OP Bancorp
- Type: Public
- Traded as: Nasdaq: OPBK Russell 2000 Index Component
- Industry: Banking
- Founded: 2005; 21 years ago
- Headquarters: Los Angeles, California, U.S.
- Key people: Sang Oh (president and CEO)
- Services: Commercial banking
- Revenue: $135.8 million (2023)
- Website: myopenbank.com

= Open Bank =

Korean American bank

Open Bank is an American community bank based in California that focuses on the Korean American community. The bank offers commercial banking services.

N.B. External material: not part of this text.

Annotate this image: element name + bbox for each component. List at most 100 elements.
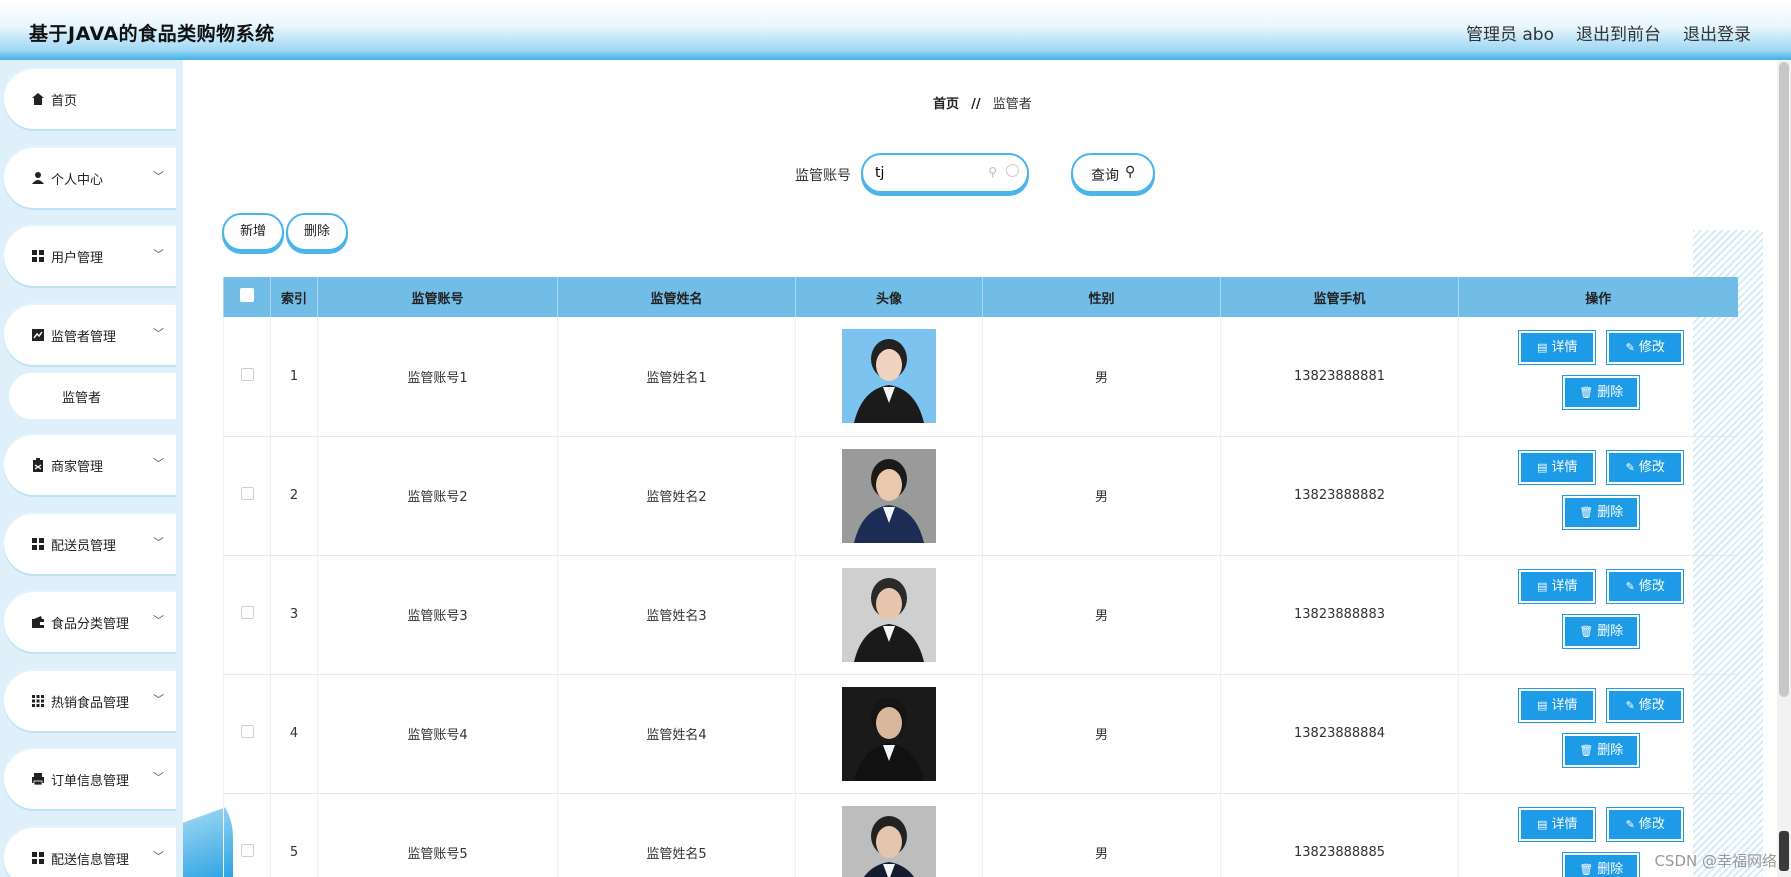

As of 2022, it had nine branches located in California, one branch in Texas, one branch in Nevada, four loan production offices - two located in Washington, one in Colorado, one in Georgia, and a home loan center in Los Angeles. It is one of five major Korean-American banks in the United States.

==History==
The bank was established on June 10, 2005 as First Standard Bank as a California state-chartered bank headquartered in Los Angeles, California. The bank changed its name to Open Bank in October 2010. In March 2018, the bank announced the launch of its initial public offering of common stock by offering 2,000,000 shares. The initial public offering was priced between $9.50 and $11.50 per share. Min Kim, chief executive officer of the bank, rang the closing bell at the NASDAQ on April 6, 2018.

== Services ==
The bank promotes itself as a "faith-based" community bank focusing on relationship banking between its customers and community.

The bank offers regular banking services and products to its customers in California. This includes certificates of deposit, installment accounts, money market accounts, retirement accounts, demand and time deposits, and savings accounts, as well as various personal and business checking accounts. The company also provides commercial lending products, including business line of credit, business term loans, and commercial real estate term loans; trade financing products and services comprising issuance of letters of credit, import and export financing, revolving lines of credit, clean and documentary collections, and others; small and medium-sized business administration lending products; and home mortgage financial solutions. In addition, it offers online banking, mobile banking, bill pay, debit and credit card, safe deposit boxes, transfer, cash management, and e-statement services.